Spatial Cognitive Implications of Teleporting Through Virtual Environments
Teleporting is a popular interface to allow virtual reality users to explore environments that are larger than the available walking space. When teleporting, the user positions a marker in the virtual environment and is instantly transported without any self-motion cues. Five experiments were designed to evaluate the spatial cognitive consequences of teleporting and to identify environmental cues that could mitigate those costs. Participants performed a triangle completion task by traversing 2 outbound path legs before pointing to the unmarked path origin. Locomotion was accomplished via walking or 2 common implementations of the teleporting interface distinguished by the concordance between movement of the body and movement through the virtual environment. In the partially concordant teleporting interface, participants teleported to translate (change position) but turned the body to rotate. In the discordant teleporting interface, participants teleported to translate and rotate. Across all 5 experiments, discordant teleporting produced larger errors than partially concordant teleporting which produced larger errors than walking, reflecting the importance of translational and rotational self-motion cues.
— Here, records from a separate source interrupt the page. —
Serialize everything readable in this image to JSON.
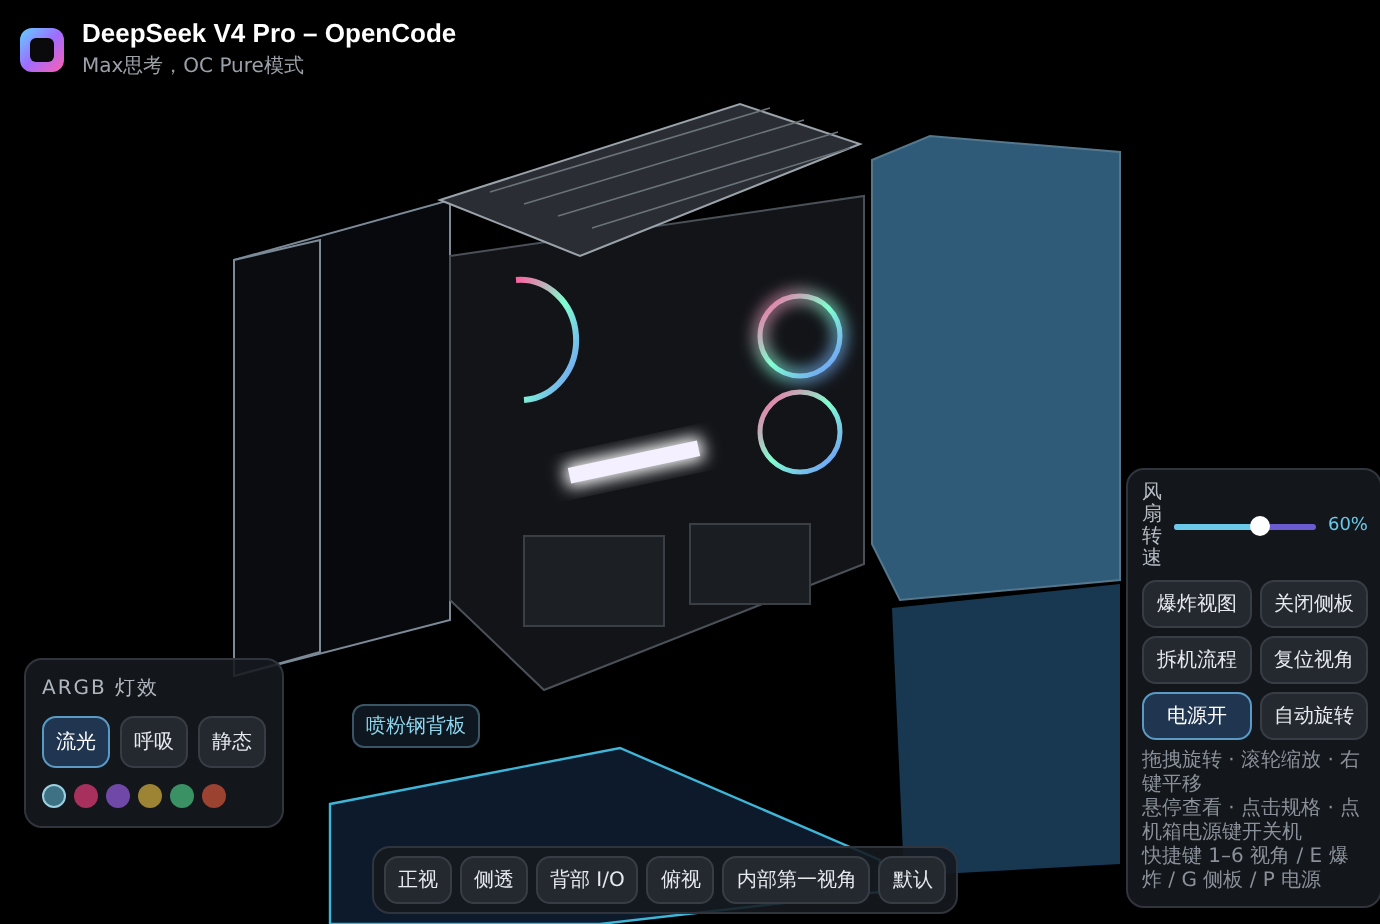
{
  "app": {
    "title": "DeepSeek V4 Pro – OpenCode",
    "subtitle": "Max思考，OC Pure模式"
  },
  "argb_panel": {
    "title": "ARGB 灯效",
    "modes": [
      {
        "label": "流光",
        "selected": true
      },
      {
        "label": "呼吸",
        "selected": false
      },
      {
        "label": "静态",
        "selected": false
      }
    ],
    "swatches": [
      {
        "color": "#3d7285",
        "selected": true
      },
      {
        "color": "#a8305c",
        "selected": false
      },
      {
        "color": "#7048a8",
        "selected": false
      },
      {
        "color": "#9c8434",
        "selected": false
      },
      {
        "color": "#3a9264",
        "selected": false
      },
      {
        "color": "#9c4230",
        "selected": false
      }
    ]
  },
  "part_label": "喷粉钢背板",
  "control_panel": {
    "fan": {
      "label": "风扇转速",
      "level": 0.6,
      "reading": "60%"
    },
    "buttons": [
      {
        "label": "爆炸视图",
        "selected": false
      },
      {
        "label": "关闭侧板",
        "selected": false
      },
      {
        "label": "拆机流程",
        "selected": false
      },
      {
        "label": "复位视角",
        "selected": false
      },
      {
        "label": "电源开",
        "selected": true
      },
      {
        "label": "自动旋转",
        "selected": false
      }
    ],
    "help": [
      "拖拽旋转 · 滚轮缩放 · 右键平移",
      "悬停查看 · 点击规格 · 点机箱电源键开关机",
      "快捷键 1–6 视角 / E 爆炸 / G 侧板 / P 电源"
    ]
  },
  "view_bar": [
    "正视",
    "侧透",
    "背部 I/O",
    "俯视",
    "内部第一视角",
    "默认"
  ]
}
Furthermore, geometric boundaries (room walls or a fence) were necessary to mitigate the spatial cognitive costs associated with teleporting, and landmarks were helpful only in the context of a geometric boundary.
This is a manuscript of an article published as Cherep, Lucia A., Alex F. Lim, Jonathan W. Kelly, Devi Acharya, Alfredo Velasco, Emanuel Bustamante, Alec G. Ostrander, and Stephen B. Gilbert. "Spatial cognitive implications of teleporting through virtual environments." Journal of Experimental Psychology: Applied 26, no. 3 (2020): 480-492. DOI: 10.1037/xap0000263. Posted with permission.